The Drone Operator and Identity: Exploring the Construction of Ethical Subjectivity in Drone Discourses
Keywords:
drones, Foucault, ethics, subjectivity, technologiesAbstract
Discourses on lethal drone operations in the twenty-first century have commonly focused on the physical effects of drone strikes – usually by the CIA – on populations and individuals, and on associated disputes over the legitimacy of such actions. Until now, the secrecy surrounding drone programmes has excluded the perspective of serving military drone operators from public and academic debate. Drawing on both public discourse and interviews with Royal Air Force Reaper drone personnel, this paper explores two ways in which the identity of the drone operator is formed and self-created.

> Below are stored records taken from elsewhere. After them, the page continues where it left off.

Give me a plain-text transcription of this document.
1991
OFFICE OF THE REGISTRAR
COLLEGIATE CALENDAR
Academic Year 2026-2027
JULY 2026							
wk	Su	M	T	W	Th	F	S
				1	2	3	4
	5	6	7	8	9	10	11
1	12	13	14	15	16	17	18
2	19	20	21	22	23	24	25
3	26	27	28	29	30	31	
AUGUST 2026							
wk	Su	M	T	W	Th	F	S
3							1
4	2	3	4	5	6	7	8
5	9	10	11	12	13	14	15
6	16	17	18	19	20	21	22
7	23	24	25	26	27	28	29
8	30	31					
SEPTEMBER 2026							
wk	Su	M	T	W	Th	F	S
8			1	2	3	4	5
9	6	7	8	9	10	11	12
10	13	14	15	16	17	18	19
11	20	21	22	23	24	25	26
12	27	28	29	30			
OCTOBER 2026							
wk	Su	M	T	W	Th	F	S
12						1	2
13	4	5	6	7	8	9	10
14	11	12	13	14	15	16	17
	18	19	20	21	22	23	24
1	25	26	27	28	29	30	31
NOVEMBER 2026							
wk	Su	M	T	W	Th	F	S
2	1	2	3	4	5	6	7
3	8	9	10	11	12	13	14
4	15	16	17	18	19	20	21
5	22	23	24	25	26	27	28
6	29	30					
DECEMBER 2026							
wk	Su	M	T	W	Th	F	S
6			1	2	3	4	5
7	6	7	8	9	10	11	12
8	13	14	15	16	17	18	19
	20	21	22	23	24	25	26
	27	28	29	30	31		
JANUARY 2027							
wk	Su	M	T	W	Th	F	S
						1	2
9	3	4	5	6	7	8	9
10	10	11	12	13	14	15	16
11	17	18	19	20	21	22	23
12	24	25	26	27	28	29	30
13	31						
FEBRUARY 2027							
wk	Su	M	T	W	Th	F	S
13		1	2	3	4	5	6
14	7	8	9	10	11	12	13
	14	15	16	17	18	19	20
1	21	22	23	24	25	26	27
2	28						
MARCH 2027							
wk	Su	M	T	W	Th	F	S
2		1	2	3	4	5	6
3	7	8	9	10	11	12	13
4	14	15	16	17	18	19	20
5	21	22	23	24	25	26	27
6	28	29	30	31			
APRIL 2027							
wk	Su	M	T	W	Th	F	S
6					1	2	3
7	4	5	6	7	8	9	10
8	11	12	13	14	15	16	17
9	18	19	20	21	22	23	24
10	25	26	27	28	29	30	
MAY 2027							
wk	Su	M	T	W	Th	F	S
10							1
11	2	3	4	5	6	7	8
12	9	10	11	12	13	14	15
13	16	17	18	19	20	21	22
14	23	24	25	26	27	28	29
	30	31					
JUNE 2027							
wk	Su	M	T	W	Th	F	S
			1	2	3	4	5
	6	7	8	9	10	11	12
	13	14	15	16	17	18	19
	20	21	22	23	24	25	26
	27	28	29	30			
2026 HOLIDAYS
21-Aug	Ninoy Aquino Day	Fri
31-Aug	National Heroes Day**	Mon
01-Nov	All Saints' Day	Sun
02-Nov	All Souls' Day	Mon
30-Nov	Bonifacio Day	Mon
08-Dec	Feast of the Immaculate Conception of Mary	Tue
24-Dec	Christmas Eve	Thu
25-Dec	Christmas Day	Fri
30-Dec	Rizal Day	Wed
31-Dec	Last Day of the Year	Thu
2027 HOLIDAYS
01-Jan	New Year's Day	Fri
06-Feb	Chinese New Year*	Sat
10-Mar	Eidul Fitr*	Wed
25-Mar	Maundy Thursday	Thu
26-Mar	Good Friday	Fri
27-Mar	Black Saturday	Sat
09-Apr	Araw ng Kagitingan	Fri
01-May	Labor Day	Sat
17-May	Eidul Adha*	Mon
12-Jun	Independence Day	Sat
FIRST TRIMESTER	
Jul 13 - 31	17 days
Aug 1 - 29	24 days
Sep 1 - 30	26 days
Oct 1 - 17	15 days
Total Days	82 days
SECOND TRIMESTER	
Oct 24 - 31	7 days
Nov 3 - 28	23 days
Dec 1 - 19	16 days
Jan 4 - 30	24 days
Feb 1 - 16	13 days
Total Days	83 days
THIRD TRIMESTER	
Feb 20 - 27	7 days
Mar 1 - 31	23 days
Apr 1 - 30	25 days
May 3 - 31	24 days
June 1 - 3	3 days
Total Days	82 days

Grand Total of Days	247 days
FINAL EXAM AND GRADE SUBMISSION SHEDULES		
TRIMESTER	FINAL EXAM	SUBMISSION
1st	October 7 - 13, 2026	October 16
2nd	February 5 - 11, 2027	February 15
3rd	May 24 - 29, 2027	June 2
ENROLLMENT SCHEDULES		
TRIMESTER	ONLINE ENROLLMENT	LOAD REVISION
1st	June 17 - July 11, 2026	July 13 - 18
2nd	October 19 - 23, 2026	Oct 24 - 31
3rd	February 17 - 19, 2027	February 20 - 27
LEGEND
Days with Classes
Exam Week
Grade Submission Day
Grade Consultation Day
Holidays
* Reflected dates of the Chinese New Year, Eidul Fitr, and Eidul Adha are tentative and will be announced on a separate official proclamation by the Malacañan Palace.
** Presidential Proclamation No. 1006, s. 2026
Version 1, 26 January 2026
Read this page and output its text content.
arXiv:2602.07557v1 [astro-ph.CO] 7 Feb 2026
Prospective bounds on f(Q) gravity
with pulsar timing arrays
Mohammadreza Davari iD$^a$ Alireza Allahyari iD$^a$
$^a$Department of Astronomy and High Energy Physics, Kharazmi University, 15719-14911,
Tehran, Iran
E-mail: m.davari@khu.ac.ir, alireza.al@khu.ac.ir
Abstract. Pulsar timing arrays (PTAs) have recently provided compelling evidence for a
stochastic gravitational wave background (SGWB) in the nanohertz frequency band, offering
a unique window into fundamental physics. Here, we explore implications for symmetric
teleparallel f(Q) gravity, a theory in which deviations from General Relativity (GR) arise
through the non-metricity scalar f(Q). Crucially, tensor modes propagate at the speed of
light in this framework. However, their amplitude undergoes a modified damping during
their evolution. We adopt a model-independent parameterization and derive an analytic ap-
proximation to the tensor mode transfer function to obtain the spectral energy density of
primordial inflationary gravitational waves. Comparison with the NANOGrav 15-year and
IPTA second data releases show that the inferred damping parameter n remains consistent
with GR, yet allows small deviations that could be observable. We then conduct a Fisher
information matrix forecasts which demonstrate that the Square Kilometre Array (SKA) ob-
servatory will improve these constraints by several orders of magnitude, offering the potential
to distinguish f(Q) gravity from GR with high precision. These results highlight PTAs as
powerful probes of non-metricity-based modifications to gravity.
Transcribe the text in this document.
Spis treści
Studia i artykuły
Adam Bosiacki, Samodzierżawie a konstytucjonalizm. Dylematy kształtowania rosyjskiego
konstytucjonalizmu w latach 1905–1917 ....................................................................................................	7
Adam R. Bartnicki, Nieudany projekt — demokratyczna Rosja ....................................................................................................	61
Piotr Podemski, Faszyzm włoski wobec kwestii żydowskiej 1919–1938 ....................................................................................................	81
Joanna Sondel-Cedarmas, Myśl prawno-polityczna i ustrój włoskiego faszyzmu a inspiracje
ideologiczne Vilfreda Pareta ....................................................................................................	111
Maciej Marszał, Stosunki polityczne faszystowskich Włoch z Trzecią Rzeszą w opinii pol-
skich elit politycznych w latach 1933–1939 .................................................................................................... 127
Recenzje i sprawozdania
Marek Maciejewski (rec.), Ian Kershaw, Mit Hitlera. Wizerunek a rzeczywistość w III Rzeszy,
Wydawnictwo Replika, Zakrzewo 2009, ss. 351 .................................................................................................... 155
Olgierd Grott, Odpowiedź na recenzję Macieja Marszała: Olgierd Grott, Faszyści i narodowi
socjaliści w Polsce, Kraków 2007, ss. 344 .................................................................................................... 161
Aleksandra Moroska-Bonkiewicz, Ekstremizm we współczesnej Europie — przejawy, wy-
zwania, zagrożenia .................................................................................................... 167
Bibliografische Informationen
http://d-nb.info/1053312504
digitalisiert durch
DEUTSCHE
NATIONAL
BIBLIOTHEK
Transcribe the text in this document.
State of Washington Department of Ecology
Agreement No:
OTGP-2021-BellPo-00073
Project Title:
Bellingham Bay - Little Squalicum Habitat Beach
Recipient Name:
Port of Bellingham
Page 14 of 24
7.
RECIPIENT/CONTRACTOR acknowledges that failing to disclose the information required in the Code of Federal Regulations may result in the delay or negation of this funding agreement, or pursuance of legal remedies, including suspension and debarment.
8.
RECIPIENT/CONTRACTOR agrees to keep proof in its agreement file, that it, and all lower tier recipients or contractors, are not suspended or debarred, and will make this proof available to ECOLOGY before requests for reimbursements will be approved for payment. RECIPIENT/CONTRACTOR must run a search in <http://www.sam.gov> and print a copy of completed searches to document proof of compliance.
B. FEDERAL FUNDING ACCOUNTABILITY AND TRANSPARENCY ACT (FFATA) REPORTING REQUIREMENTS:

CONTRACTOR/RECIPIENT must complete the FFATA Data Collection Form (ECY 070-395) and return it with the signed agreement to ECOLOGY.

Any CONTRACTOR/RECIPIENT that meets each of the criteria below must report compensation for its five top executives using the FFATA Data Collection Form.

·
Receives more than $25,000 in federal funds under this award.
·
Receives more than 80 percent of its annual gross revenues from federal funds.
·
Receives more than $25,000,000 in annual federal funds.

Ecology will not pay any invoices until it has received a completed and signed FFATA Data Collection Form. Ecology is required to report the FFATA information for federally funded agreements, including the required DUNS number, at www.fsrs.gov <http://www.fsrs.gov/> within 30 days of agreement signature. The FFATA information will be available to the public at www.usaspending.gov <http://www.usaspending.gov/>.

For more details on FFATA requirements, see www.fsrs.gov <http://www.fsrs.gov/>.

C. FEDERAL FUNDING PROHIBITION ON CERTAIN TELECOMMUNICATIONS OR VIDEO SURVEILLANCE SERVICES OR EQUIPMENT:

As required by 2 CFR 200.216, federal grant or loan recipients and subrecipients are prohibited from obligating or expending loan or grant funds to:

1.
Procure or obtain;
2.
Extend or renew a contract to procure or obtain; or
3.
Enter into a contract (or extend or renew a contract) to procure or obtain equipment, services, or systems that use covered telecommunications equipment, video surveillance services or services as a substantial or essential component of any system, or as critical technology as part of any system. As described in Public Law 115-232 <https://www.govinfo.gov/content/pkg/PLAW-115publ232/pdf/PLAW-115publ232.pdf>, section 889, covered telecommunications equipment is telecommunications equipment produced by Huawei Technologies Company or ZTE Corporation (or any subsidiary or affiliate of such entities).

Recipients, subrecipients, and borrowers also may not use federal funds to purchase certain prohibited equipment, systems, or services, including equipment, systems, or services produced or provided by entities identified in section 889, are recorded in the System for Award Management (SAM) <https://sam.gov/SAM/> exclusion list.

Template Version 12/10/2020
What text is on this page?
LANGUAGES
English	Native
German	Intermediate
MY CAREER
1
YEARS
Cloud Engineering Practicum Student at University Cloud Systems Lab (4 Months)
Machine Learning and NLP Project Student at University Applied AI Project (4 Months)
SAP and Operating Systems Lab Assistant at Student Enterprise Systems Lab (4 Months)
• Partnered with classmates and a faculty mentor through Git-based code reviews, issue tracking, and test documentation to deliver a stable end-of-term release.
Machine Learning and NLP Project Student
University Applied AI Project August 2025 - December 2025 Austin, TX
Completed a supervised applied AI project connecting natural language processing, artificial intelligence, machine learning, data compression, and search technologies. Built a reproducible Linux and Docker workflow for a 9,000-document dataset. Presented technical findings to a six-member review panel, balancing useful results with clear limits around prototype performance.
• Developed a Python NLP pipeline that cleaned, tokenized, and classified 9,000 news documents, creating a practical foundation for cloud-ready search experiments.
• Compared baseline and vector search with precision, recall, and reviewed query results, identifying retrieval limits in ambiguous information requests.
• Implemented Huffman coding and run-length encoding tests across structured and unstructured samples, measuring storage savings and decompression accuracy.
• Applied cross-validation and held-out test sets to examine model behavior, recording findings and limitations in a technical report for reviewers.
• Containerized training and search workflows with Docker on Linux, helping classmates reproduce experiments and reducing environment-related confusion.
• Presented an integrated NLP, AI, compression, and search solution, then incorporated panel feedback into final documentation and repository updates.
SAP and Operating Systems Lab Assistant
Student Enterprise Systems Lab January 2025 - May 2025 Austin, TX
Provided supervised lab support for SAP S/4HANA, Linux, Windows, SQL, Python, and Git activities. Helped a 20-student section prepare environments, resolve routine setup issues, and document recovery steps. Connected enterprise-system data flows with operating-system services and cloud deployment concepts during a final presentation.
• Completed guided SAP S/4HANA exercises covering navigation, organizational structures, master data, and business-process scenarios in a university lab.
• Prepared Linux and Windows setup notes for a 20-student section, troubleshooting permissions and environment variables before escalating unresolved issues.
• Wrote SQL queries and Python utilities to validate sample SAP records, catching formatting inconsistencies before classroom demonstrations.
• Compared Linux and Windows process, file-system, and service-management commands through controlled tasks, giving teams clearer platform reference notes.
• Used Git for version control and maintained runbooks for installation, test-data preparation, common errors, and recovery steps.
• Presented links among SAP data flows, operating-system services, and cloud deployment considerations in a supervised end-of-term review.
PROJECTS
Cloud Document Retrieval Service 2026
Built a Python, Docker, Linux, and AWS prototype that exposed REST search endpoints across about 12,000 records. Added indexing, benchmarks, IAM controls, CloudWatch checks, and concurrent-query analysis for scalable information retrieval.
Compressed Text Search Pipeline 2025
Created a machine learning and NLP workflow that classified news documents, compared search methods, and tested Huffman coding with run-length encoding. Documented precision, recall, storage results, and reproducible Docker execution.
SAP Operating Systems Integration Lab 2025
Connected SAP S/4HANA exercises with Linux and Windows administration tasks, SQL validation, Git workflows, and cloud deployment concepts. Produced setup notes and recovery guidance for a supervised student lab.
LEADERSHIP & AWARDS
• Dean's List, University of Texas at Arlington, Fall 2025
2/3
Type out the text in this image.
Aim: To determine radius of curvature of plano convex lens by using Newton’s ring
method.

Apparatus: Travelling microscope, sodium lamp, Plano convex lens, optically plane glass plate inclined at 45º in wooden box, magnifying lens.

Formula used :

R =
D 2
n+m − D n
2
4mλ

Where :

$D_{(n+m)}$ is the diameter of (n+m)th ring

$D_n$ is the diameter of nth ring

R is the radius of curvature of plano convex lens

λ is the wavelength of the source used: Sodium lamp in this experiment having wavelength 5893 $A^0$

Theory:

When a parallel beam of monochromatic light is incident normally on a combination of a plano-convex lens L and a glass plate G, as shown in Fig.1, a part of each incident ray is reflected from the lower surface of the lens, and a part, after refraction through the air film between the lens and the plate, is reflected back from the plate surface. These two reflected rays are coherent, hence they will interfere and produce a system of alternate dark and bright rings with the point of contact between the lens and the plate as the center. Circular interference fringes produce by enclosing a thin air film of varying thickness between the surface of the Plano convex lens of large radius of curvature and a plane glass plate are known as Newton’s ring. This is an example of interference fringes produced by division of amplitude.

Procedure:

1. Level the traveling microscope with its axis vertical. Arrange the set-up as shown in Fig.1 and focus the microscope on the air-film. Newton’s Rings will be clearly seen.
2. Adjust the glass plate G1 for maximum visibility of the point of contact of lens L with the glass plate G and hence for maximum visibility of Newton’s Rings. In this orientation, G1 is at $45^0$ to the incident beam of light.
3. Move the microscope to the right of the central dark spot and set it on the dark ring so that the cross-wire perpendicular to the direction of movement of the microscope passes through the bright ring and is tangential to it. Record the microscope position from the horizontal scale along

Identity formed through other-representation in public discourse is contrasted with elements of identity as practice in the operators’ own discourse. Foucault identified the objectivizing of the subject as a means by which an individual’s identity is constituted in discourse, while also highlighting technologies of the self that are used when the individual’s identity is self-created (Foucault and Rabinow 1997: 224-5). Further, Foucault’s self-forming ethical subject emerges in two ontologically distinct but entwined trajectories: first, in relation to socially or culturally accepted rules, laws, prohibitions and interdictions, which he calls the moral code; and second, through practices of the self (1984: 5, 25). Drawing on Foucault, this paper provides new insight into the actions and identities of British Reaper drone operators, recognizing the previously-unseen, complex and creative ethical dynamics at work in individuals who routinely take decisions and actions that have life or death consequences.